The GCF is $\displaystyle 2^4\cdot3^2\cdot5^3$. Thus the number of common divisors is $\displaystyle (4+1)(2+1)(3+1)=~?$
Why add 1 to each common exponent?

 

[AlphaBlaziken]

I'm sorry but could you explain why the common divisor is (4+1)(2+1)(3+1)= ? Is it some kind of formula?

 

[pka]

I'm sorry but could you explain why the common divisor is (4+1)(2+1)(3+1)=? Is it some kind of formula?

I would not call it a formula. It is a basic counting rule.

If $\displaystyle N=3^{6}\cdot5^3\cdot7^4\cdot11$ then the number $\displaystyle N$ has $\displaystyle (6+1)(4)(5)(2)$ divisors.
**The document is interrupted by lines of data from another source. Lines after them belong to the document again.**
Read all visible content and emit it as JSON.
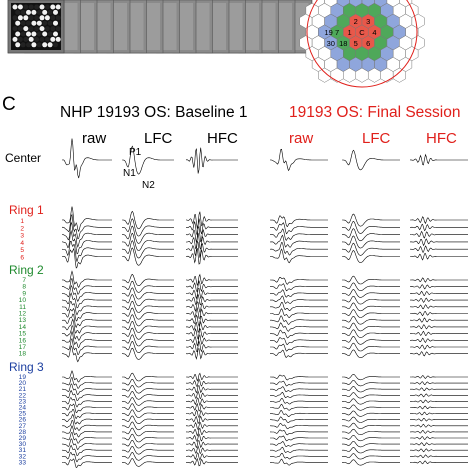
{
  "panel_label": "C",
  "baseline": {
    "title": "NHP 19193 OS: Baseline 1",
    "columns": [
      "raw",
      "LFC",
      "HFC"
    ],
    "waveform_labels": [
      "P1",
      "N1",
      "N2"
    ]
  },
  "final": {
    "title": "19193 OS: Final Session",
    "columns": [
      "raw",
      "LFC",
      "HFC"
    ]
  },
  "row_labels": {
    "center": "Center",
    "ring1": "Ring 1",
    "ring2": "Ring 2",
    "ring3": "Ring 3"
  },
  "ring1_numbers": [
    "1",
    "2",
    "3",
    "4",
    "5",
    "6"
  ],
  "ring2_numbers": [
    "7",
    "8",
    "9",
    "10",
    "11",
    "12",
    "13",
    "14",
    "15",
    "16",
    "17",
    "18"
  ],
  "ring3_numbers": [
    "19",
    "20",
    "21",
    "22",
    "23",
    "24",
    "25",
    "26",
    "27",
    "28",
    "29",
    "30",
    "31",
    "32",
    "33"
  ],
  "hex_map_labels": {
    "center": "C",
    "ring1": [
      "2",
      "3",
      "1",
      "4",
      "5",
      "6"
    ],
    "ring2_partial": [
      "19",
      "7",
      "30",
      "18"
    ]
  },
  "colors": {
    "title_baseline": "#000000",
    "title_final": "#e0201b",
    "ring1": "#e0201b",
    "ring2": "#1f8a2e",
    "ring3": "#1c3fa0",
    "hex_red": "#e8584a",
    "hex_green": "#4fa85a",
    "hex_blue": "#8fa6dc",
    "circle": "#e0201b"
  }
}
If $\displaystyle p^n$ is a in the prime factorization of $\displaystyle N$ then then +$\displaystyle p^j$ for $\displaystyle 0\le j\le n$ is a divisor of $\displaystyle N$.
That is $\displaystyle j+1$ values for the exponent: $\displaystyle j=0,1,2,\cdots,n-1,n$ or $\displaystyle n+1$ values.
The is true for each exponent in the prime factorization of $\displaystyle N$.

 

[Steven G]

I'm sorry but could you explain why the common divisor is (4+1)(2+1)(3+1)=? Is it some kind of formula?

Come on pka clearly said Thus the number of common divisors is (4+1)(2+1)(3+1) not the common divisor is (4+1)(2+1)(3+1)

 

[AlphaBlaziken]

Come on pka clearly said Thus the number of common divisors is (4+1)(2+1)(3+1) not the common divisor is (4+1)(2+1)(3+1)

Yeah, I meant how do you know the number is that. I didn't get it why would you add 1 to the exponent.
@pka Thanks, it's all clear now.